困ってタクシーに乗る人は大切にする。すると貧しく見えても小銭のチップをくれたりする。一方、見栄や怠惰、あるいは、習慣でタクシーを呼びつけたり、乗り込んだりする人は、無礼なケースが多い。

私は、困っている人のためにこの仕事をやっている。
必要のない奴は、タクシーなんか呼ぶな、そうゆう輩に限って、小高い立地のマンションに住んでいたりする。エントランスの横に迎えに来い、という無線が入る。どこが、横か分からない。ウロウロしていると、ほんの数メートル、歩いてきて、ここまで来い、と言ったのに、なんでそこにいるの、とノタマワル。バカである。お前の上司、あるいは、お前のクライアントの上司は、私の知り合いである可能性もある。
 
一方、本当に困っている人は、とても丁寧だ。まず、迎えに行くと、それだけで感謝される。例えば、病院、身体の不自由な夫を支える老妻。私は、できるだけ、彼らの役に立つように動く。あるいは、短距離を遠慮がちに頼む、初老の男性、女性、坂道を登ることに自信がなかったようだ。あるいは、泣き叫ぶ、赤子を連れたお母さん、私のタクシーに乗った途端、済まなそうに謝る。謝る必要はまったくない。
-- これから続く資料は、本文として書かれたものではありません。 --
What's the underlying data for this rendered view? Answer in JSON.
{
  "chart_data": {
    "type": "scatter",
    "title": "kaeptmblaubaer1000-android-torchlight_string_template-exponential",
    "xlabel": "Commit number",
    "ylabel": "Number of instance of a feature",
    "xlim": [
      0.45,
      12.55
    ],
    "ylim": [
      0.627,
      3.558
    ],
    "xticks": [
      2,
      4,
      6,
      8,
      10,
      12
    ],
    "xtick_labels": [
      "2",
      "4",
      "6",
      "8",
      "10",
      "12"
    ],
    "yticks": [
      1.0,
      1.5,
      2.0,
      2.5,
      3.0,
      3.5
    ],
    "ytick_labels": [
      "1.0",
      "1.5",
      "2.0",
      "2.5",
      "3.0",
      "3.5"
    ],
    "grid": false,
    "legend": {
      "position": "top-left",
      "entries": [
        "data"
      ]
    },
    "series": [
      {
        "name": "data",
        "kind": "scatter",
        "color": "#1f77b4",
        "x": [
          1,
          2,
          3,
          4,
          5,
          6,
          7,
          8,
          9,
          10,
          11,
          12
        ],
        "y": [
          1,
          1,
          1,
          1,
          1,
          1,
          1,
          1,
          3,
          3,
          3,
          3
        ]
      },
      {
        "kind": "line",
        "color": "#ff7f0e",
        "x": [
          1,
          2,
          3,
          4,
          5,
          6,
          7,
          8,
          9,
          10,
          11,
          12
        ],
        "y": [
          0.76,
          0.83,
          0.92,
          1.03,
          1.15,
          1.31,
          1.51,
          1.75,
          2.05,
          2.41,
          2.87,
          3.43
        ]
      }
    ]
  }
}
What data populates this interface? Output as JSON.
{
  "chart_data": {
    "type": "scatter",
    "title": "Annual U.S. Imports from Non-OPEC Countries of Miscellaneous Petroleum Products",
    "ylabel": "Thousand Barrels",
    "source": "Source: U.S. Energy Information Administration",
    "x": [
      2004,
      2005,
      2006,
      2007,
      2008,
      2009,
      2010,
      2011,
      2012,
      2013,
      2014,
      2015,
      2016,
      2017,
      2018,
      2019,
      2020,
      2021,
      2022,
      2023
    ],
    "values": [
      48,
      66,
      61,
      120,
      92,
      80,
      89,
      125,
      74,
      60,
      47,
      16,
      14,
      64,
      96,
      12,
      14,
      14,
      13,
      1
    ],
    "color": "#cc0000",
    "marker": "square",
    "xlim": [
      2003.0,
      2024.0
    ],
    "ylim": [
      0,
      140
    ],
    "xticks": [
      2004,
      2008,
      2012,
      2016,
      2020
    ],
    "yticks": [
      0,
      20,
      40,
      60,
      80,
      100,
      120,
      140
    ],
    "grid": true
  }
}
赤子が泣くのは当たり前、私は、孫も含めて、5人の赤子と接している。鳴き声は、気にならないから、いいですよ、と声をかける。すると、赤子は泣き止むではないか。あるいは、おしゃべり好きのおばあちゃん、いきなり、嫁の悪口や、孫の自慢を始めたりする。気持ちは分かる。私の家も似たり寄ったりだ。
 
そうした人が数百円のチップをくれる。ほとんどが短距離なので、2000円以下の支払い、500円の距離を乗って、1000円札で、お釣りはいらない、という人、わざわざ小銭を出し、数百円、渡してくれる人、金銭的な問題ではない。心のあり方の問題だ。
 
高級❓マンションらしき(多分賃貸だ)エントランスまで呼びつける連中にそうした心はない。
 
私は、実験的にこの仕事をしている。実験の成果は予想以上に大きそうだ。タクシーの乗り方に人格が現れる。怖い仕事だ。